Ella paró su andar. Llegó
a aquel lugar que barruntaba misterio parido a golpe de piedra, más de cinco
siglos atrás. Se sentó. Tomó resuello y le dio por pensarse.
Ella recordó un aforismo de Tagore que había cosido con puntada certera,
palabra a palabra, a sus pensamientos en otra época en la que el planeta era
más joven y que desde entonces le graduaba la visión de lo novedoso. ”Para
quien lo sabe amar, el mundo se quita su careta de infinito. Se hace tan
pequeño como una canción, como un beso de lo eterno” decía la sabiduría hecha
sentencia..
Ella se refrescaba con estas palabras, cuando el calor de lo cotidiano,
derivaba en átona monotonía y le oprimía.
Ella encontraba un cálido agasajo en este juntar letras, como quien alinea
troncos en la chimenea, cuando el frío de la desesperanza le hacía recelar de
que hubiera lugar fértil por desbrozar más allá de la agonía presente.
Ella amaba el decir y el escuchar.
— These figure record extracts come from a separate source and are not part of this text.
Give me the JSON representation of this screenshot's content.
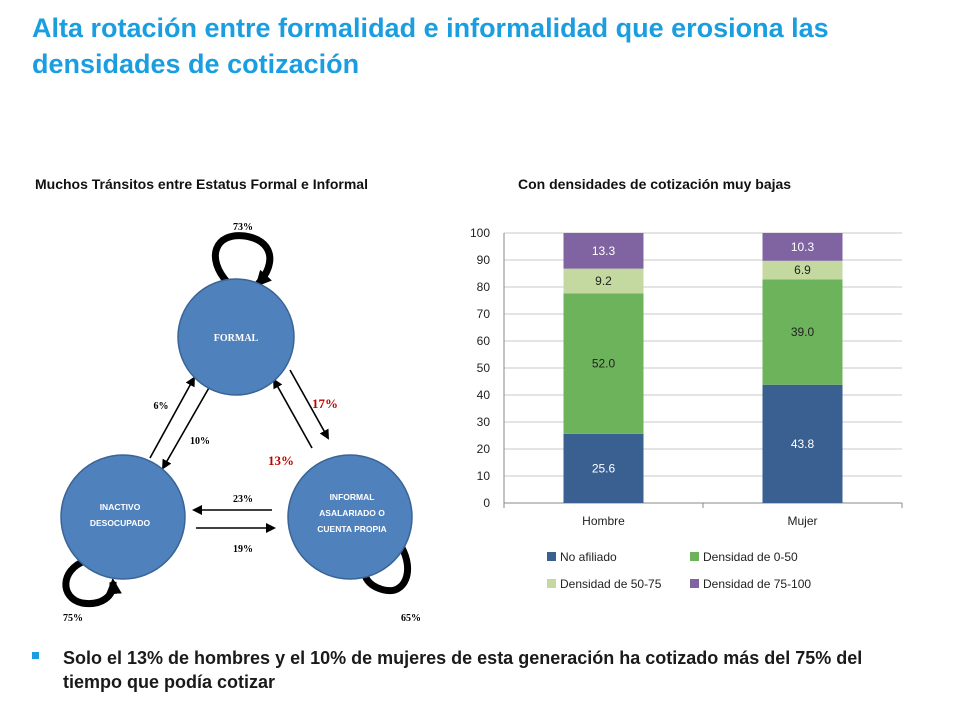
{
  "title": "Alta rotación entre formalidad e informalidad que erosiona las densidades de cotización",
  "left_panel": {
    "subtitle": "Muchos Tránsitos entre Estatus Formal e Informal",
    "nodes": {
      "formal": "FORMAL",
      "inactive_line1": "INACTIVO",
      "inactive_line2": "DESOCUPADO",
      "informal_line1": "INFORMAL",
      "informal_line2": "ASALARIADO O",
      "informal_line3": "CUENTA PROPIA"
    },
    "flows": {
      "formal_stay": "73%",
      "inactive_stay": "75%",
      "informal_stay": "65%",
      "inactive_to_formal": "6%",
      "formal_to_inactive": "10%",
      "formal_to_informal": "17%",
      "informal_to_formal": "13%",
      "informal_to_inactive": "23%",
      "inactive_to_informal": "19%"
    },
    "colors": {
      "node": "#4f81bd",
      "node_stroke": "#3a6496",
      "highlight": "#c00000"
    }
  },
  "right_panel": {
    "subtitle": "Con densidades de cotización muy bajas"
  },
  "chart_data": {
    "type": "bar",
    "stacked": true,
    "categories": [
      "Hombre",
      "Mujer"
    ],
    "series": [
      {
        "name": "No afiliado",
        "values": [
          25.6,
          43.8
        ],
        "color": "#3a5f91"
      },
      {
        "name": "Densidad de 0-50",
        "values": [
          52.0,
          39.0
        ],
        "color": "#6db35b"
      },
      {
        "name": "Densidad de 50-75",
        "values": [
          9.2,
          6.9
        ],
        "color": "#c4d9a0"
      },
      {
        "name": "Densidad de 75-100",
        "values": [
          13.3,
          10.3
        ],
        "color": "#8064a2"
      }
    ],
    "y_ticks": [
      0,
      10,
      20,
      30,
      40,
      50,
      60,
      70,
      80,
      90,
      100
    ],
    "ylim": [
      0,
      100
    ],
    "grid": true,
    "legend_position": "bottom"
  },
  "bullet": {
    "text": "Solo el 13% de hombres y el 10% de mujeres de esta generación ha cotizado más del 75% del tiempo que podía cotizar"
  }
}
Y cuando el habla quedaba en barbecho, amaba
el silencio.
Ella respiró en aquella cueva de cuatro puertas artificiales. Sus pequeños pies
pisaron ahí donde hombres y mujeres de antaño tal vez custodiaron el grano, la
infancia femenina, el saludo y despedida del sol, el cuerpo postrero desecado;
su espalda se apoyó en la misma pared que amparó el balar de cabras y ovejas,
el pánico de los huidos tras la guerra civil, el primer beso de amor hecho
deseo juvenil; su ojos recorrieron el reino de la toba volcánica desbastada
donde de marzo a septiembre fijó residencia la vida en forma de alisios.
Ella conectó su dispositivo móvil. Fotografió el lugar. La imagen fijó el
presentimiento a la tierra, la conjetura a las enigmáticas cazuelas que
horadaban suelo y paredes con exactitud geométrica. La sospecha se dispersó en
arenilla levantada por el viento.
Ella contempló la instantánea. La suposición trocó en certeza y el mundo, sin
careta, trocó en intuición. Buena semana.